TOMO 2. CAPÍTULO 84. Un monstruo
Liliana
Detrás de mí tengo el sonido de las puertas metálicas y el eco de las botas de los guardias, que me ponen los nervios de punta. La sala huele a cloro y metal, me da náuseas y mis puños se ponen lívidos de tanto apretarlos, porque frente a mí está él. Basta que la puerta se abra y lo vea para que sienta que la sangre se me hiela en las venas.
Es Ryker.
Me levanto de golpe, haciendo que la silla caiga hacia atrás, y lo único que me sale es escupir contra el cristal que nos separa:
—¡Eres un infeliz! ¡Un maldito mentiroso!
Pero él no se inmuta. Se sienta frente a mí con esa sonrisa torcida que siempre odié, como si fuera dueño del mundo, mientras detrás de mí una de las guardias me grita que me siente.
Obedezco porque sé que no tengo otra opción, alargo la mano para alcanzar el teléfono y él hace lo mismo del otro lado.
—Te lo advertí, Liliana —dice con su asqueroso tono casual, como si estuviéramos hablando del clima—. Te dije que no jugaras conmigo, pero tú no escuchaste.
—¡Me arruinaste la vida! —le grito, apretando los puños contra el cristal—. ¡Dime cómo lo hiciste! ¿Cómo compraste a Derrick para que declarara que se estaba acostando conmigo cuando yo ni siquiera lo conocía antes de ir a la hacienda? ¿Cómo metiste un millón de dólares bajo el suelo de mi casa? ¿¡Cómo!?
Ryker suelta una risa baja, burlona, que me rompe todavía más.
—¿Crees que todo eso estaba planeado? —escupe furioso, arqueando una ceja—. No, Liliana. Esto no iba a ser así; pero cuando me hiciste arrestar, tuve que tomar una decisión: tu libertad o la mía, y siempre has sabido que yo no tengo problemas con sacrificar a los demás. Además…
Lo miro, tratando de entender. Mi respiración es pesada, como si cada palabra que dice fuera un golpe directo al estómago, debilitándome
—¿Además qué…? —le pregunto con un gruñido.
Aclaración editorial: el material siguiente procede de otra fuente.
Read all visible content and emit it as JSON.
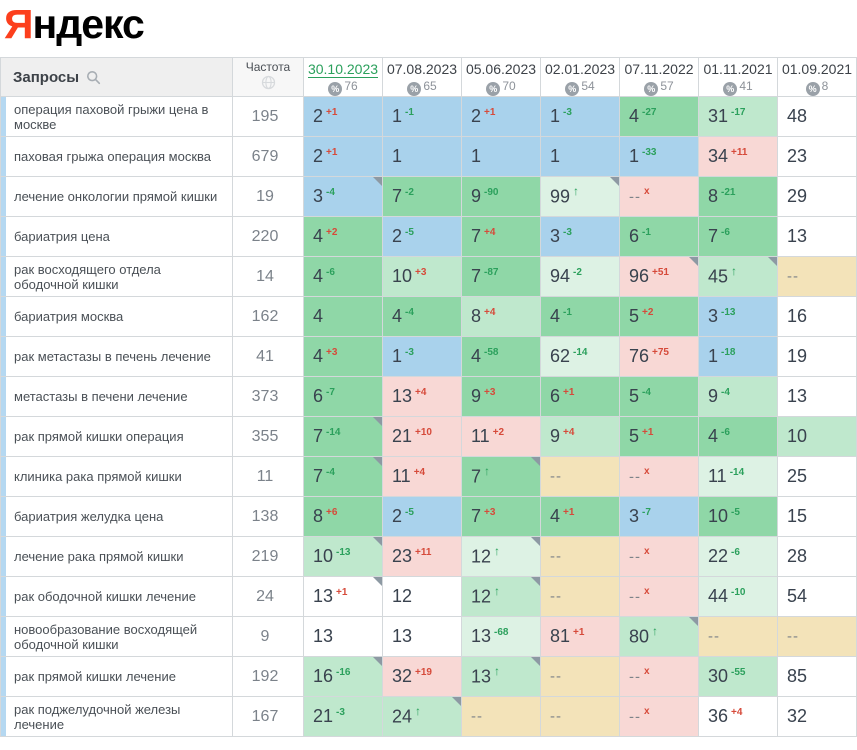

—Alguien me hizo una propuesta que no pude rechazar —responde con calma, inclinándose hacia adelante, como si disfrutara de mi confusión—. ¿Quieres saber la verdad? La verdad es que tú misma te pusiste en esta situación.
—¡Eres un maldito! —grito, golpeando el cristal con las palmas de las manos y la guardia me grita que me calme—. ¡Te inventaste todo esto!
Ryker solo sonríe.
—Bueno… solo lo que tiene que ver contigo, pero en mi defensa eres un condenado chivo expiatorio perfecto. ¿Y sabes qué es lo mejor? —dice, con esa mirada de serpiente que me pone la piel de gallina—. Que ahora tu preciosa granja es el escondite perfecto para todo mi dinero.
Siento que me falta el aire. Es como si un peso gigantesco me aplastara.
—¿Qué quieres decir?
—Exactamente lo que escuchaste —responde, como si estuviera disfrutando cada segundo de mi sufrimiento—. Ese millón bajo el suelo, todo lo que la policía encontró, está ahí porque yo lo puse ahí. Y ahora, mientras tú te pudres en esta celda, mi dinero puede estar a salvo en el mismo lugar porque nadie va a revisar de nuevo. Irónico ¿no?
Las lágrimas empiezan a salir de mis ojos, pero no de tristeza, sino de pura rabia, solo de saber que no puedo hacer nada para defenderme contra un monstruo como él.
—¡Te juro que pagarás por esto! —le grito—. ¡Todo el mundo sabrá la verdad!